Upload & Sell: On
I did a little project for Sheila last Tuesday. She has volunteered at a nursing home for over 25 years, and she asked me if I'd take portraits of the residents so their families could have current images of them. Kind of a tough assignment from the standpoint that I had no idea what each subject was capable of, as far as cooperation. Most of the 26 people were in walkers or wheel chairs, so that added to my constraints, but all in all it went fine. One of the gentleman asked me what else I shot, I went down the list. When I hit aviation his eyes lit up, "I was a flight engineer on a B24 Liberator in WWII" he proceeded to tell me. Well. we're going to take a little trip one day soon and see if we can't get him back in the cockpit of a 24. Another man I photographed fought with Patton in all his major campaigns. I was in the presence of hero's and didn't even know it.
A number of the people I photographed were suffering from Alzheimer's, varying forms of dementia, and or just plain growing old. The project got me thinking about going back and shooting available light, high iso images. These images were nicely lit and composed portraits for another purpose, but I felt a tug to go back and capture imagery that documents aging and it's components. We'll see.

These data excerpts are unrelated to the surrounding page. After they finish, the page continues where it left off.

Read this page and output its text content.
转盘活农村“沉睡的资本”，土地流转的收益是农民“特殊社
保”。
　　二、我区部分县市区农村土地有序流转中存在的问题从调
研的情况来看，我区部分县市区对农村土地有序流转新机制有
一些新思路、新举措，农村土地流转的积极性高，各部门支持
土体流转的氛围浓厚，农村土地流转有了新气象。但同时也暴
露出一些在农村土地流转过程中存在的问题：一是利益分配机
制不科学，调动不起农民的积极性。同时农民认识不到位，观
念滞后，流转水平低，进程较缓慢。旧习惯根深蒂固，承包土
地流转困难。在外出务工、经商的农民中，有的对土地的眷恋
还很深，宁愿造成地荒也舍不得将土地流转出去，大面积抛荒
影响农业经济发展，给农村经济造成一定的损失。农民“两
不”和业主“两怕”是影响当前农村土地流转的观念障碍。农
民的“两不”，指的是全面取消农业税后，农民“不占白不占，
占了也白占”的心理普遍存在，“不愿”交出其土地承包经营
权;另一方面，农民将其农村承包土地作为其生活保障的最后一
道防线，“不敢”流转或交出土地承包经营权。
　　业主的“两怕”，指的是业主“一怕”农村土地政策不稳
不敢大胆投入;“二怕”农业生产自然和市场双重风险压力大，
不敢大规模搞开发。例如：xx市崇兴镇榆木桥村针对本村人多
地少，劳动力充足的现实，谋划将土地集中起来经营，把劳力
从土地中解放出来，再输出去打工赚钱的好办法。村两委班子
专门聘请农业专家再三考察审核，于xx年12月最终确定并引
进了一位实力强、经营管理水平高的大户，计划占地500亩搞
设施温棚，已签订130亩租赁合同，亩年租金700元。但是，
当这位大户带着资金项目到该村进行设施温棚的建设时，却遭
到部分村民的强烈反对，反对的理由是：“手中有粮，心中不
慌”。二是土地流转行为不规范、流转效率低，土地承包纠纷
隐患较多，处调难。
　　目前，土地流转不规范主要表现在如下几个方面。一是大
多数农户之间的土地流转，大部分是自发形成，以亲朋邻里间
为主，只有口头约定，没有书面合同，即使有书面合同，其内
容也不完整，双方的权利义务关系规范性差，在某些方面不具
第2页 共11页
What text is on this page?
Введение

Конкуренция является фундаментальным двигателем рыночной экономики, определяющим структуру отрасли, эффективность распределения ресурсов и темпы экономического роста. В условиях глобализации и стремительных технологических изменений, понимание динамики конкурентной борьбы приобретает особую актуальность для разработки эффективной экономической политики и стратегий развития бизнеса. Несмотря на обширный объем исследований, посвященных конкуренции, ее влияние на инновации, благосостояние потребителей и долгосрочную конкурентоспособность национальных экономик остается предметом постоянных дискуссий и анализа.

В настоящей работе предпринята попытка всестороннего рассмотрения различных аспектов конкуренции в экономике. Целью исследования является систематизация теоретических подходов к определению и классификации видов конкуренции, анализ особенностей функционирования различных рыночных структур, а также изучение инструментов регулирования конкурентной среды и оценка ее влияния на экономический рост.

This little lady didn't know who she was, much less who I was. She is well into the progression of Alzheimer's. She wanted her portrait taken though. She had difficulty making eye contact with me, it would happen for a split second, just a glance, and she'd look away. In spite of her condition, there was life in her eyes, and I wanted to capture it, before it faded.
There's something in this for me to do, I felt it more and more as I shot away. Once again, the principle proves true, if you give of yourself, you get back more than you give.